Parkageddon
Over the past few years, various startups have attacked the “transportation” space by offering different modes of transport — private black cars, fist bumps with mustaches, sidecars with community donations, car rentals at home, car sharing near work, personal drivers for the day, private buses to replace popular public bus lines, and more.
All of this activity drives home the point that transportation’s value to us is directly related to our own needs of sustaining income and relationships. And, it helps that public transit infrastructure lags woefully beyond what the public requires today: We don’t want to pay for new infrastructure, but we wanted to be driven to tonight’s event yesterday.
So, if entrepreneurs have figured out how to get a good deal of us from Point A to Point B without our own personal vehicles, and what happens to those folks who still drive their own cars into the parking abyss that is San Francisco? Have you seen parking rates on the nights of Giants games in SOMA creep up yearly? Is the city adding more office and residential space but fewer garage slots?
These questions are, of course, rhetorical, and the only answer I have for you is: Get ready for what I like to call #Parkageddon! That’s right. This Fall 2014, in San Francisco, you will see a level of car congestion that will beat last year’s levels. More and more startups (and investors) are now permanently in the city. The Giants are doing well, and the A’s even better. People who have been forced out of San Francisco as residents yet hold jobs in the city are likely to commute in by either car or rail.
#Parkageddon. Just watch, you will see people traveling into the city spend 33% of their commute time cruising to the city perimeter, 33% of the total trip time getting through the bottlenecks to permeate the perimeter, and then 33% of their commute time securing parking. And, those people will frustrated or even angry. They will tweet their rage. They will experience #Parkageddon.
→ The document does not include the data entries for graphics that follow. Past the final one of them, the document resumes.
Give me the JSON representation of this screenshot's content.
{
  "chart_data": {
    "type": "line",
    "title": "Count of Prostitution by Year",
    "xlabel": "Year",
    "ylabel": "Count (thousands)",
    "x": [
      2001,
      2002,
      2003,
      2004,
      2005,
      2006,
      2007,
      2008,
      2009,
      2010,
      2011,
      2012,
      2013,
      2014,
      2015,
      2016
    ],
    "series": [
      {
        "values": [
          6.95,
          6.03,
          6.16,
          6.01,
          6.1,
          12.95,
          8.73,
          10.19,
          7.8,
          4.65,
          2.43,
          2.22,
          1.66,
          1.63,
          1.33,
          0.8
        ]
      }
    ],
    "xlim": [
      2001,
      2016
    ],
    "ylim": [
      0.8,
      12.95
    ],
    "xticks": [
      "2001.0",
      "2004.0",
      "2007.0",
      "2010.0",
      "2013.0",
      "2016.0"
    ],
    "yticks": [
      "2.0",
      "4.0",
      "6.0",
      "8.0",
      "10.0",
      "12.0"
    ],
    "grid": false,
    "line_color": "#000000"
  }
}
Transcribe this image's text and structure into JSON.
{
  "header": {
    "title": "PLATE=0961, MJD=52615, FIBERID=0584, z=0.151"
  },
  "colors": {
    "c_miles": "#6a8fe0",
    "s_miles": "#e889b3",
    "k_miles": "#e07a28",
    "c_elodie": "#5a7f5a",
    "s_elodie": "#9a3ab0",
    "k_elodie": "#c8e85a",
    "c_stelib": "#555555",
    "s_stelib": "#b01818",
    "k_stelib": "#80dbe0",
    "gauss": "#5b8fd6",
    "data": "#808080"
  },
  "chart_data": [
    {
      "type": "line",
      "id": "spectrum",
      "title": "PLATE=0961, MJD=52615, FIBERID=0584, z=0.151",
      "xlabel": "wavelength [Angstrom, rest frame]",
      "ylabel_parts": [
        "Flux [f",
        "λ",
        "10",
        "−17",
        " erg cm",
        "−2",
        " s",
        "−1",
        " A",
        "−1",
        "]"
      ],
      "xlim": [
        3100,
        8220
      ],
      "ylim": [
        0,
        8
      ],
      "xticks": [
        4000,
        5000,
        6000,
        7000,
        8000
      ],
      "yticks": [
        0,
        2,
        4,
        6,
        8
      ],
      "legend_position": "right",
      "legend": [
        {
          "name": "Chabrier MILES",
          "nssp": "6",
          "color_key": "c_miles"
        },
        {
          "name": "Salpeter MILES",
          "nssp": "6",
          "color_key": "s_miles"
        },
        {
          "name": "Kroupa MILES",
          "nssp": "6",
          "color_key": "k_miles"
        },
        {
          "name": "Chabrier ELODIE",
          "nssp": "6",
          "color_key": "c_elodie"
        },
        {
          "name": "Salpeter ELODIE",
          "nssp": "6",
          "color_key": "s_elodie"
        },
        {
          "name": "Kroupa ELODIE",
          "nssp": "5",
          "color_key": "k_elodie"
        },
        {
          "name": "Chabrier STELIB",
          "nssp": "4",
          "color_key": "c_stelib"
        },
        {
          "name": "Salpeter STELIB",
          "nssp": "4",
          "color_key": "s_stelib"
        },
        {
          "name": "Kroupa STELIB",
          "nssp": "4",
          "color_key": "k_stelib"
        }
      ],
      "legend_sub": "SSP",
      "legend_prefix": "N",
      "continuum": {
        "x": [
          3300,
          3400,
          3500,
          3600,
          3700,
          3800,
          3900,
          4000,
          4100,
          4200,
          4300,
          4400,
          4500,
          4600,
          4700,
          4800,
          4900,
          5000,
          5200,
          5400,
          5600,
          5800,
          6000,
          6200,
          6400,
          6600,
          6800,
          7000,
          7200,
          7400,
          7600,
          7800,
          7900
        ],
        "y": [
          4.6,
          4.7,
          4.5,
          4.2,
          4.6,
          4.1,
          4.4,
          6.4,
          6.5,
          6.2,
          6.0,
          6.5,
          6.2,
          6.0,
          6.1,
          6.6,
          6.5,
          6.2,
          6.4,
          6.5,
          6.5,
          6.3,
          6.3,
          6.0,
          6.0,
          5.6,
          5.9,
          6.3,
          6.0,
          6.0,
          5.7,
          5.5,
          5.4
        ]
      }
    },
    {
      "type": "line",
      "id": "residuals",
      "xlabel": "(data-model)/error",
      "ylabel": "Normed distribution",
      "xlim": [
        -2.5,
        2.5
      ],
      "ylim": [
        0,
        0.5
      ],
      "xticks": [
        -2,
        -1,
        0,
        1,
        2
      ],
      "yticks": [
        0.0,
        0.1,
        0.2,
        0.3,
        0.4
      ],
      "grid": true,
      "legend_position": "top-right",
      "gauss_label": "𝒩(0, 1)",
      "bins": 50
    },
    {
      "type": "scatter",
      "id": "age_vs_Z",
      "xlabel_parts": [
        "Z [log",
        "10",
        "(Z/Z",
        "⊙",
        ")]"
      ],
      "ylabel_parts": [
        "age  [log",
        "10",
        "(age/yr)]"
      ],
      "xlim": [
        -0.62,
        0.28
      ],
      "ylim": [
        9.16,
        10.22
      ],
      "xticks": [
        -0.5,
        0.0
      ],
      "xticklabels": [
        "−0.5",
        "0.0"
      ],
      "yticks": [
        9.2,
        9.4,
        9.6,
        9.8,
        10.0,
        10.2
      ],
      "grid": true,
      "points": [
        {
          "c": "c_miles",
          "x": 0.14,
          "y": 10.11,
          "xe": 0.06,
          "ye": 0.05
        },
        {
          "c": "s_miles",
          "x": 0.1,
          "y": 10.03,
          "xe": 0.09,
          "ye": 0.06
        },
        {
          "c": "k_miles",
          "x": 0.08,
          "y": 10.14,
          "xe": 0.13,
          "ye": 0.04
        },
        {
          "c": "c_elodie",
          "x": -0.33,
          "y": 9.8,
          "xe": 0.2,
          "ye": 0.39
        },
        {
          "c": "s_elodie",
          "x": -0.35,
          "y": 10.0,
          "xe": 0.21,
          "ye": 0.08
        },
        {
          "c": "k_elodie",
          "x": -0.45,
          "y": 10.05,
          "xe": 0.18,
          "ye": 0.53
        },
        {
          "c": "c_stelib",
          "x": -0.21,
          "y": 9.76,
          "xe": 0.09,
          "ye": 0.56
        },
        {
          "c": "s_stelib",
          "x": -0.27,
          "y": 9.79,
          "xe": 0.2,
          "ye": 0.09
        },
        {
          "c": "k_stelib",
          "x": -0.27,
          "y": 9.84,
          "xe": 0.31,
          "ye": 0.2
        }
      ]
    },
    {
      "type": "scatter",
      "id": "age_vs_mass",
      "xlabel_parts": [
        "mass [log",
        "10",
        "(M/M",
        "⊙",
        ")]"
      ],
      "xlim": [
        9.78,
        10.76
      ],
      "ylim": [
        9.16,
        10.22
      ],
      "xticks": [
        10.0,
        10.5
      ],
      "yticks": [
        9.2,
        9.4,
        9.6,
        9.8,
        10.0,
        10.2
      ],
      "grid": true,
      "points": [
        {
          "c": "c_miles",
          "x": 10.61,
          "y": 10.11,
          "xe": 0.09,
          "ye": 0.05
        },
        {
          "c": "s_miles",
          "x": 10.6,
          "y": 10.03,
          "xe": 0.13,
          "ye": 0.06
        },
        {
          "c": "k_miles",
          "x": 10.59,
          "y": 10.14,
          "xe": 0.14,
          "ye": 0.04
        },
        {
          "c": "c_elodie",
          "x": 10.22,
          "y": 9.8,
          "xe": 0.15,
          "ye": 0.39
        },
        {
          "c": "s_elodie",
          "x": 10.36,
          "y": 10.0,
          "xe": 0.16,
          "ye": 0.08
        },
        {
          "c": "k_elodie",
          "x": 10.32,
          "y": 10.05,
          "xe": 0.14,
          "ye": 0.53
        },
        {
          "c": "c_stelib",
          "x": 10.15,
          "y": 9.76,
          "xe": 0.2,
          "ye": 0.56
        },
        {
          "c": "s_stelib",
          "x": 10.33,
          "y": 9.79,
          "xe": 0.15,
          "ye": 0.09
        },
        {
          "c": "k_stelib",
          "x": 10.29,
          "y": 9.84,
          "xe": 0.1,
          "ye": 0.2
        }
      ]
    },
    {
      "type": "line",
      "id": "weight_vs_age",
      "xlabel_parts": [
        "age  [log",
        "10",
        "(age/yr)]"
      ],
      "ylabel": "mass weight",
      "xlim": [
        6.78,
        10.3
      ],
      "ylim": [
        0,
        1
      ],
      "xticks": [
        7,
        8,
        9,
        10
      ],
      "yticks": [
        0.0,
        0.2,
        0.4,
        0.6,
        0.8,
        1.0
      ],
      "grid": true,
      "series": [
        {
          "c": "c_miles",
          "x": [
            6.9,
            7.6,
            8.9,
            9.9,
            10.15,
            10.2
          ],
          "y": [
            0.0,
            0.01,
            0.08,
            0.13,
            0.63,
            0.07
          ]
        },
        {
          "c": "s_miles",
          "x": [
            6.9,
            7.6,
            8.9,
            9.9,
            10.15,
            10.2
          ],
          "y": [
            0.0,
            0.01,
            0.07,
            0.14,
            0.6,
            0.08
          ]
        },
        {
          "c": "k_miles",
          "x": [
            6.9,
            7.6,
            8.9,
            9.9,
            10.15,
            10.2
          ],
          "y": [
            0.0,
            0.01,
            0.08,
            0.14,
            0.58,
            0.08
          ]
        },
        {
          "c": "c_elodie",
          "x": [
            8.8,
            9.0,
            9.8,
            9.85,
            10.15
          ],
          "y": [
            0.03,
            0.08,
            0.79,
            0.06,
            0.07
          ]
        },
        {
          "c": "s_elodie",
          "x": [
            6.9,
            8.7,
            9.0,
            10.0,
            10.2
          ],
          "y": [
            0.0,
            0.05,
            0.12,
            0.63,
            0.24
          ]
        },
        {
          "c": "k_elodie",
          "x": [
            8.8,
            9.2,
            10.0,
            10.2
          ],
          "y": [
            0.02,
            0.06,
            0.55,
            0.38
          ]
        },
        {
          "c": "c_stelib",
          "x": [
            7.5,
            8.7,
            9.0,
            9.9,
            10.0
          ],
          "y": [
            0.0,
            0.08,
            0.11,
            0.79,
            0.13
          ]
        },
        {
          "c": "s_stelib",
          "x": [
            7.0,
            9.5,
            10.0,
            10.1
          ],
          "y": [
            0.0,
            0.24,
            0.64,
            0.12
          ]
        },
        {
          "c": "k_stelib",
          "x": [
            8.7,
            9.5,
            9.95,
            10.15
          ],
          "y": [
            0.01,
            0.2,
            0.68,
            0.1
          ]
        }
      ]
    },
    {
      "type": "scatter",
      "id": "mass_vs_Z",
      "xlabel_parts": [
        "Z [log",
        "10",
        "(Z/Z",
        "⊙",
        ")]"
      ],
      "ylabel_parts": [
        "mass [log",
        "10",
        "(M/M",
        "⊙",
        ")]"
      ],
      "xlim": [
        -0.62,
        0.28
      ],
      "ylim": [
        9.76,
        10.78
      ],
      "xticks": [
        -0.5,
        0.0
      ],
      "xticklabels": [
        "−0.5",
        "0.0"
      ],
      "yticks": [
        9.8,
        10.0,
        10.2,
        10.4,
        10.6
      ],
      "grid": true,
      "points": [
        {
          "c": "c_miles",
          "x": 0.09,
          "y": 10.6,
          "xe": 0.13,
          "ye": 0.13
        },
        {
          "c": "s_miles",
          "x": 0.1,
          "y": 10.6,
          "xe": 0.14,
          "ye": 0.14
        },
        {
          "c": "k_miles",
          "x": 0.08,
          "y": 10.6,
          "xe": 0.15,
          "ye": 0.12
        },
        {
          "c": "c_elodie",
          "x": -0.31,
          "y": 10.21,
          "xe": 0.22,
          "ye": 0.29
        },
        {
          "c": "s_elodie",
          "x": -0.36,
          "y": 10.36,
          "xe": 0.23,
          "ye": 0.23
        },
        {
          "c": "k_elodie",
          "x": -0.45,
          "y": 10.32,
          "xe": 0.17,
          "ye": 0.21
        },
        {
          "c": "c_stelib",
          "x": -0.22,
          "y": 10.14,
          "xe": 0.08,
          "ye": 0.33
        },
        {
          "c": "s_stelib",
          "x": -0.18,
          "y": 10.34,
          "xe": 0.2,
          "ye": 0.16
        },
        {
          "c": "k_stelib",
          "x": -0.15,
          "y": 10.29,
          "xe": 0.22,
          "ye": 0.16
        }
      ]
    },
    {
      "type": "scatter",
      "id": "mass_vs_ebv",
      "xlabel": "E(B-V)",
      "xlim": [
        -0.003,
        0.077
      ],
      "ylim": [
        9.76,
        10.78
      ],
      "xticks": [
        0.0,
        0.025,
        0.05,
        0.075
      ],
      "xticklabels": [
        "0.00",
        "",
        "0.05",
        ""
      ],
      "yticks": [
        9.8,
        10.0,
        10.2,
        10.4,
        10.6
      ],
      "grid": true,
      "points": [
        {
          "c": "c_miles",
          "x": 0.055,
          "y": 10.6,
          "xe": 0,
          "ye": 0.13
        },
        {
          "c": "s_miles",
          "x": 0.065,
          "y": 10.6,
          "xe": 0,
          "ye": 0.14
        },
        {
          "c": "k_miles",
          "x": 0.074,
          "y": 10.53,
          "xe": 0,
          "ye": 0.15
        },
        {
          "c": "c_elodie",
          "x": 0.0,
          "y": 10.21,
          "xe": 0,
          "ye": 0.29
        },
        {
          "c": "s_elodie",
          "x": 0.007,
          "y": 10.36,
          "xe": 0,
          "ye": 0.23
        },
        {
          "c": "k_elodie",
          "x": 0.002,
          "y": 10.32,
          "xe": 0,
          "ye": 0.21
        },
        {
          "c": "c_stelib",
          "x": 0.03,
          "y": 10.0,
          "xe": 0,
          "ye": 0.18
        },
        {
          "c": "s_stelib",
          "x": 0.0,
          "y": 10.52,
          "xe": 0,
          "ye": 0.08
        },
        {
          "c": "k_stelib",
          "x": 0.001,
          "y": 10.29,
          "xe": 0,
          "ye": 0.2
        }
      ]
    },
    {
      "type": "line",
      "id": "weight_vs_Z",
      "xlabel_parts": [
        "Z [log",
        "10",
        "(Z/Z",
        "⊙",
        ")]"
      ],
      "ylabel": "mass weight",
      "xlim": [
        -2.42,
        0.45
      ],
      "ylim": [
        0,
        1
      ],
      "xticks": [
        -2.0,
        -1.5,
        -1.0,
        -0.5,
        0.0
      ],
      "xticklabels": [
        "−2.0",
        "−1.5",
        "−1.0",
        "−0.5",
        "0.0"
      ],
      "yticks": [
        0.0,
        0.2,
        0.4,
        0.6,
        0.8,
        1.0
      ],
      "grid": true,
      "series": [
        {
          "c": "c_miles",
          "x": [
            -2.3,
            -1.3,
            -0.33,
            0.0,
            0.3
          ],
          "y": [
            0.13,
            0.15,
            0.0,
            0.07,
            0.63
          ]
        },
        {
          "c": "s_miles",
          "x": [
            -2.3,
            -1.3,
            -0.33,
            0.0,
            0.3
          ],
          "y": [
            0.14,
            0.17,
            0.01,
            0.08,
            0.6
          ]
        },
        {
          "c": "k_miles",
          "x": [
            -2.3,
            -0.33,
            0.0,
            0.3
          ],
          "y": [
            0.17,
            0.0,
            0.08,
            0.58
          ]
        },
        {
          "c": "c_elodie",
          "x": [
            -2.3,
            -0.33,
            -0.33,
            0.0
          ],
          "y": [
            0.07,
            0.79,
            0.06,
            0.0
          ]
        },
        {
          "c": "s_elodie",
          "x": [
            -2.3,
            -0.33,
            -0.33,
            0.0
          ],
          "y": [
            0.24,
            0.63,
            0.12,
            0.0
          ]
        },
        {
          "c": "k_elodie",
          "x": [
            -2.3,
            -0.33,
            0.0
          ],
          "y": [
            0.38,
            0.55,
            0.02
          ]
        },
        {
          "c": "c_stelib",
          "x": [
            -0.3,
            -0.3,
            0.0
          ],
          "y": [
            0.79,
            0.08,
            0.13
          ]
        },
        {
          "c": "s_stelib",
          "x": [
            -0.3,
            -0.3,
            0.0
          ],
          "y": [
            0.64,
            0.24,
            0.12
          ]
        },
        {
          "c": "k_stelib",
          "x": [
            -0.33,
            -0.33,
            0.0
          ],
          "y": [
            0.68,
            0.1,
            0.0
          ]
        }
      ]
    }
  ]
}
[When I started writing this, I thought I’d list out some of the startups I’ve heard of like Caarbon, Vatler, Curbstand, Flightcar, SpotHero, ValetAnywhere, Zirx, Luxe, MonkeyParking, and others. But, then I was curious — “How Many Are There?” Well, according to AngelList, there are 83 parking startups. Eighty Three. So, no…I won’t detail them here. As a disclosure, I am a consultant to Bullpen Capital which recently invested in SpotHero.]
It’s a natural reaction to snicker, but when I sit back and think about it, parking is a real, nationwide, mass consumer problem, or at least an annoyance. And, we have already seen scores of businesses launched that tap into labor markets and match demand (here, to park my car) with supply (here, to pay people to valet). All sorts of risks abound with this space, and we can also expect to see some unsavory stories hit the press. Some of the solutions are based around networks of individuals workers (mobile-empowered valets) while some try to give you access to parking garage inventory; some startups tried to let people trade public parking spots (which was met with City Hall fury), while others try to provide crowdsourced intelligence about where someone should park, like Waze but for parking.
Just as we’ve seen with transportation, and with food delivery, and with home cleaning, there’s no good reason to not think parking can be on that list. Will we let drivers take our cars? We already do at hotels, or at restaurants. We let people sleep in our extra rooms or squat in our subletted apartments. The common risks associated with handing over your car keys to a stranger can be managed with networks like Facebook, GPS tracking and motion sensing from a valet’s phone, background checks powered by companies like Checkr, and so forth. It sounds kind of crazy and even twisted, but parking eats up a lot of peoples’ time, and those who have money are willing to spend it for more time. Put that in the meter.
** Post-script: I’ve been thinking about parking much more now. Too much. Today in the car, something dawned on me — if this takes off in SF, the city (and other vested interests) are going to fight this big time. Now, you might say “Well, they fought the cabs and looked what happened?” But, that isn’t the right analog. If this P2P distributed parking thing works, it will likely (1) reduce parking violations and therefore one of the city’s biggest revenue machines and (2) potentially take money away from garages which prey on people who only realize too late that they’re paying $6 per every 15 minutes (and are run by “vested” interests). The city and the garages can be more effective at squeezing these startups because the companies have to rest the cars somewhere when they’re not in use. This isn’t (yet) carsharing. While Uber and other transport networks cut out the middleman, there aren’t middlemen in parking. If they succeed, the startups will become the middlemen.